Partis de Provence, jeudi matin d'Allauch, dans les Bouches-du-Rhône, ces bénévoles ont laissé, hier, leur chargement de matériel médical, de vêtements et de vivres à la frontière polono-ukrainienne. Ils sont maintenant sur la route du retour, avec, à bord, des femmes et des enfants qui fuient la guerre depuis la ville de Lutsk en Ukraine.
La nuit fut glaciale. À se réchauffer tant bien que mal toutes les extrémités du corps. Le sommeil peine à arriver dans ce fourgon qui roule, sans s’arrêter.
Seuls les enfants se sont endormis : Yana, la petite ukrainienne de 4 ans, et ses cousines, Kristina, 12 ans et Victoria, 17 ans.
Les mères restent silencieuses et refusent gentiment d’aller se restaurer par peur de les réveiller. Le repos est précieux pour elles, après tant d’heures d’attente pour fuir le pays, en convoi.

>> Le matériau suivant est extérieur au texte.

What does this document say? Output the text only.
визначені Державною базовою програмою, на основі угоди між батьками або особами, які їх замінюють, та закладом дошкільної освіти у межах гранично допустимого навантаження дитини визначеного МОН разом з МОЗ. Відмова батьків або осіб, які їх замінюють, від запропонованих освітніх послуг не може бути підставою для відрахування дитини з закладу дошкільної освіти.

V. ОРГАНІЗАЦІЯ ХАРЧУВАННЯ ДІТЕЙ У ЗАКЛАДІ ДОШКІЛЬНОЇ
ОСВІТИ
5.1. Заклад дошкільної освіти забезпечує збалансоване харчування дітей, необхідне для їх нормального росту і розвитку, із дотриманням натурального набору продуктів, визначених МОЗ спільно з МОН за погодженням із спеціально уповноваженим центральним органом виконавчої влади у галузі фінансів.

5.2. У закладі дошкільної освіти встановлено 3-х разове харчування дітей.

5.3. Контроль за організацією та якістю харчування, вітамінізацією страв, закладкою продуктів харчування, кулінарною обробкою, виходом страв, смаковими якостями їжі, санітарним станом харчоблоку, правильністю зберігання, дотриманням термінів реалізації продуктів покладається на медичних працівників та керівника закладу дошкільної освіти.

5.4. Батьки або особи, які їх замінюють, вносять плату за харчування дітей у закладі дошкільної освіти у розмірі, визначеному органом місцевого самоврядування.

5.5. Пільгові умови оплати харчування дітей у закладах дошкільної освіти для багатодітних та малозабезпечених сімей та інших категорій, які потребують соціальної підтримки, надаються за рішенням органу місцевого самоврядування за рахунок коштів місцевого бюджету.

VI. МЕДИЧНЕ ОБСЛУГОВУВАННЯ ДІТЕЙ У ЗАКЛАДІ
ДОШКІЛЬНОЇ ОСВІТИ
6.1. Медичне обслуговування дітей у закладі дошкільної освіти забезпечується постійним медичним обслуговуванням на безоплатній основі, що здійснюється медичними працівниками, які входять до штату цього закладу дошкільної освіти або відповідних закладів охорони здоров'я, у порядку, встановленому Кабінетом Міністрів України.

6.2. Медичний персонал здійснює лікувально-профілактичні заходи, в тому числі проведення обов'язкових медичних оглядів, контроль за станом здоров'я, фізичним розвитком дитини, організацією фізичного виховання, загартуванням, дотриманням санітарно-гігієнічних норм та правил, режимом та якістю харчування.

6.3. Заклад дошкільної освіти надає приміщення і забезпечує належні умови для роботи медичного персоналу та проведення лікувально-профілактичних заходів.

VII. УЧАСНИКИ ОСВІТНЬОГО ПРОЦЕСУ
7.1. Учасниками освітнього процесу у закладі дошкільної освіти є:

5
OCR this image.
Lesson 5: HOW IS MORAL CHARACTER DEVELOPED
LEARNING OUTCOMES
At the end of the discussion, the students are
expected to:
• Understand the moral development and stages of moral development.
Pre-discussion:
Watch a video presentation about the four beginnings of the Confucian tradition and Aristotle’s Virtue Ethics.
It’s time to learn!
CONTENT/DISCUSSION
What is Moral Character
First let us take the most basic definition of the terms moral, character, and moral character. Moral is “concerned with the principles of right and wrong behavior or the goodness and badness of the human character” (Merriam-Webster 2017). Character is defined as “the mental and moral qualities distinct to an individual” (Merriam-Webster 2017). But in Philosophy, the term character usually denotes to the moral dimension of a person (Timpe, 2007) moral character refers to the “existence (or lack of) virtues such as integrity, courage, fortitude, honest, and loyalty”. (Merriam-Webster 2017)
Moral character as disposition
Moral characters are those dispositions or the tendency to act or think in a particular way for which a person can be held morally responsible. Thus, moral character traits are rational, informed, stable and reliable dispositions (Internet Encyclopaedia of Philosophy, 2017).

Enfin la frontière française
06h00 du matin, ce samedi. Le ciel s’éclaircit peu à peu pour tendre vers des nuances rosées.
Jean-Michel, le conducteur, en profite pour s’arrêter acheter un lion en peluche qu’il glisse entre les mains de Yana. Le Lion en peluche a été baptisé Bob.
Ses yeux s’écarquillent aussi lorsqu’elle aperçoit les smarties que Pauline, ma collègue journaliste, lui a offert.
Les échanges avec ces réfugiées ukrainiennes sont assez restreints, en raison de la barrière de la langue. Seule l’adolescente, qui nous invite à l’appeler Vika, parle anglais. Elle nous explique, autour d’un café, qu’elle a téléphoné à leur père, resté au combat. Lui est soulagé de les savoir en sécurité.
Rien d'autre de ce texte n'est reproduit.